We get several solicitations every week - from Crapital One in particular. One existing credit card in particular sends each of us an envelope full of cash-advance checks pretty much every week, and we get offers to extend us home equity lines of credit at least once a week. Our shredder gets a workout.

And this is with probably much higher debt (we have a fairly large mortgage; and we have a car payment, plus a balance on one card) though we do have a solid payment record.

Meanwhile I know people who’ve had their credit limit cut on existing credit accounts. I haven’t asked them what their credit situation is (none of my business).

But my theory is the banks are really scrambling to get the credit-worthy customers, and to hell with the folks whose FICOs are a little lower. As opposed to two years ago where they were handing out credit cards like they were breath mints.

The best example of not letting a company fail is FOX.

In the early 90s just before FOX got football it was in danger of collapse constantly.

Murdoch (the owner) was esentially just borrowing money, then when the loan came due he went to another bank and borrowed money and paid off one loan with another loan.

Then in the early 90s, just before FOX got football, Mellon Bank called in his loan and he couldn’t find anyone to loan him anymore. So Murdoch went to Mellon and said “Look you can refinance and extend me the loan, raise the interest a bit, and HOPE I’ll be able to pay you back. If not, FOX will collapse, go bankrupt and you’ll lose EVERYTHING. At least this way you have a chance of getting your money back.”

Mellon went for it, and with the help of a British bank refinanced FOX. A year later FOX picks up football and the network took off and everyone got their money.

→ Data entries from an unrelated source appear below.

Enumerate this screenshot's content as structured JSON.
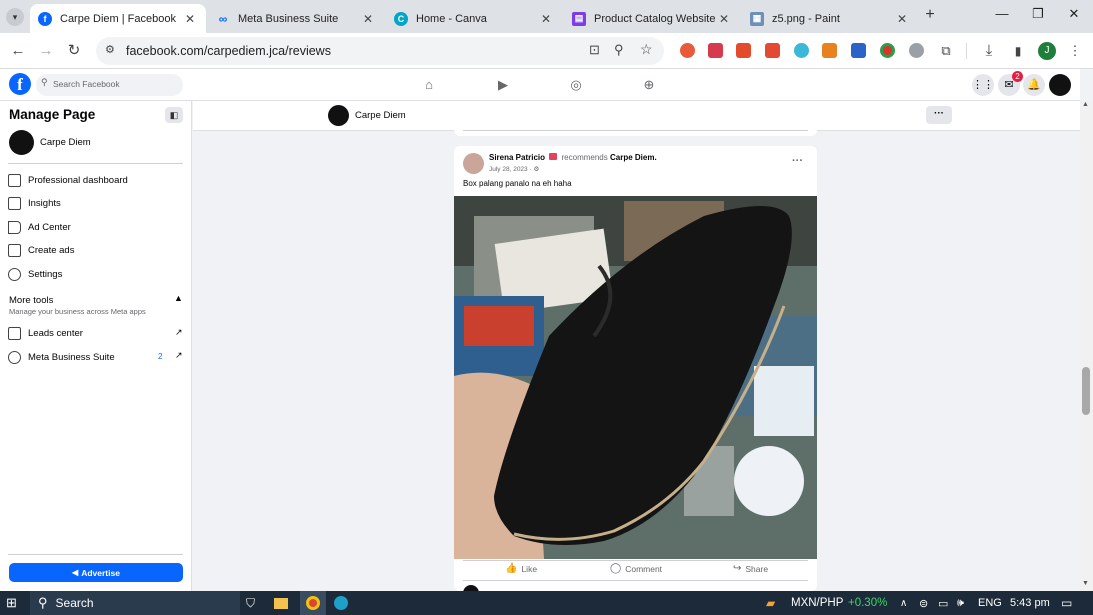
{
  "browser": {
    "tabs": [
      {
        "title": "Carpe Diem | Facebook",
        "active": true,
        "favicon_color": "#0866ff"
      },
      {
        "title": "Meta Business Suite",
        "active": false,
        "favicon_color": "#0866ff"
      },
      {
        "title": "Home - Canva",
        "active": false,
        "favicon_color": "#00c4cc"
      },
      {
        "title": "Product Catalog Website in",
        "active": false,
        "favicon_color": "#7b3fe4"
      },
      {
        "title": "z5.png - Paint",
        "active": false,
        "favicon_color": "#3a7bd5"
      }
    ],
    "new_tab_label": "+",
    "url": "facebook.com/carpediem.jca/reviews",
    "profile_initial": "J"
  },
  "facebook": {
    "search_placeholder": "Search Facebook",
    "notification_count": "2"
  },
  "sidebar": {
    "title": "Manage Page",
    "page_name": "Carpe Diem",
    "items": [
      {
        "label": "Professional dashboard",
        "icon": "dashboard-icon"
      },
      {
        "label": "Insights",
        "icon": "insights-icon"
      },
      {
        "label": "Ad Center",
        "icon": "megaphone-icon"
      },
      {
        "label": "Create ads",
        "icon": "pencil-icon"
      },
      {
        "label": "Settings",
        "icon": "gear-icon"
      }
    ],
    "more_tools": {
      "title": "More tools",
      "subtitle": "Manage your business across Meta apps",
      "items": [
        {
          "label": "Leads center",
          "icon": "leads-icon",
          "badge": ""
        },
        {
          "label": "Meta Business Suite",
          "icon": "meta-business-icon",
          "badge": "2"
        }
      ]
    },
    "advertise_label": "Advertise"
  },
  "page_header": {
    "page_name": "Carpe Diem",
    "more_label": "···"
  },
  "post": {
    "author": "Sirena Patricio",
    "verb": "recommends",
    "target": "Carpe Diem.",
    "date": "July 28, 2023 ·",
    "text": "Box palang panalo na eh haha",
    "more_label": "···",
    "actions": {
      "like": "Like",
      "comment": "Comment",
      "share": "Share"
    }
  },
  "taskbar": {
    "search_label": "Search",
    "currency": "MXN/PHP",
    "currency_change": "+0.30%",
    "currency_change_color": "#3fd46b",
    "language": "ENG",
    "time": "5:43 pm"
  }
}
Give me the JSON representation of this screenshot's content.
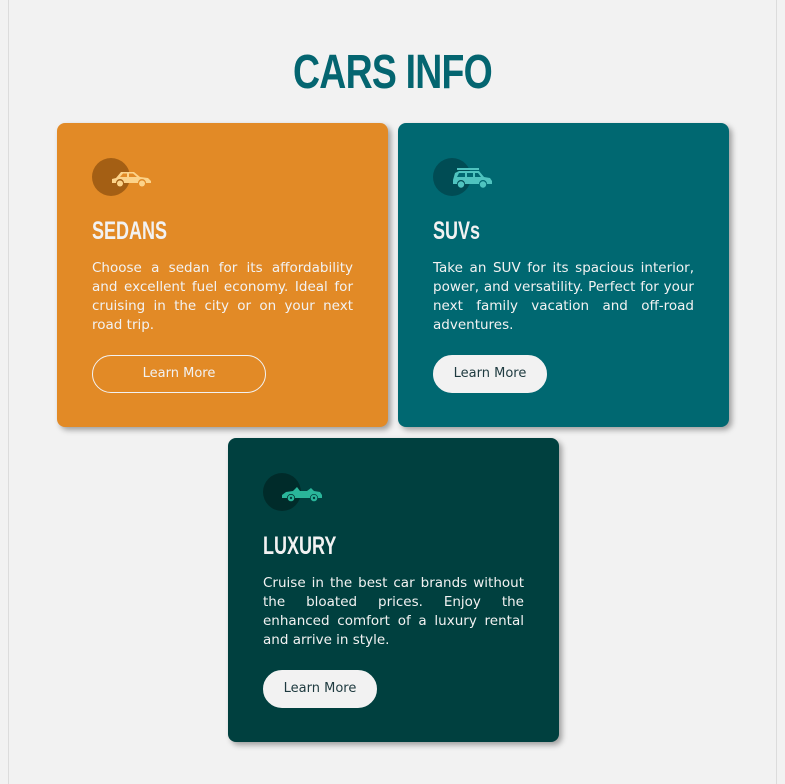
{
  "page": {
    "title": "CARS INFO",
    "colors": {
      "background": "#f2f2f2",
      "title": "#046570",
      "text_light": "#f2f2f2"
    }
  },
  "cards": [
    {
      "id": "sedans",
      "title": "SEDANS",
      "text": "Choose a sedan for its affordability and excellent fuel economy. Ideal for cruising in the city or on your next road trip.",
      "button_label": "Learn More",
      "icon": "sedan-car-icon",
      "color": "#e28a26",
      "icon_color": "#fcd38a",
      "icon_circle_color": "#a45f14",
      "button_style": "outline"
    },
    {
      "id": "suvs",
      "title": "SUVs",
      "text": "Take an SUV for its spacious interior, power, and versatility. Perfect for your next family vacation and off-road adventures.",
      "button_label": "Learn More",
      "icon": "suv-car-icon",
      "color": "#006871",
      "icon_color": "#4fc3bf",
      "icon_circle_color": "#004c54",
      "button_style": "solid"
    },
    {
      "id": "luxury",
      "title": "LUXURY",
      "text": "Cruise in the best car brands without the bloated prices. Enjoy the enhanced comfort of a luxury rental and arrive in style.",
      "button_label": "Learn More",
      "icon": "luxury-car-icon",
      "color": "#00403f",
      "icon_color": "#2ab59a",
      "icon_circle_color": "#002b2a",
      "button_style": "solid"
    }
  ]
}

So if the banks had let FOX fail, they would’ve lost their investment, the networks would’ve lost a competitor, probably the WB and UPN wouldn’t have gone ahead (it would’ve shown a fourth network wasn’t viable), and all those FOX employees of today wouldn’t work, no FOX cable channels. Well you can see the domino.

Mortgages and credit cards are very different, but, also keep in mind that pre-approvals are worth approximately zilch. They’re marketing; until you apply for and receive a card with a set credit limit, this information isn’t very substantial.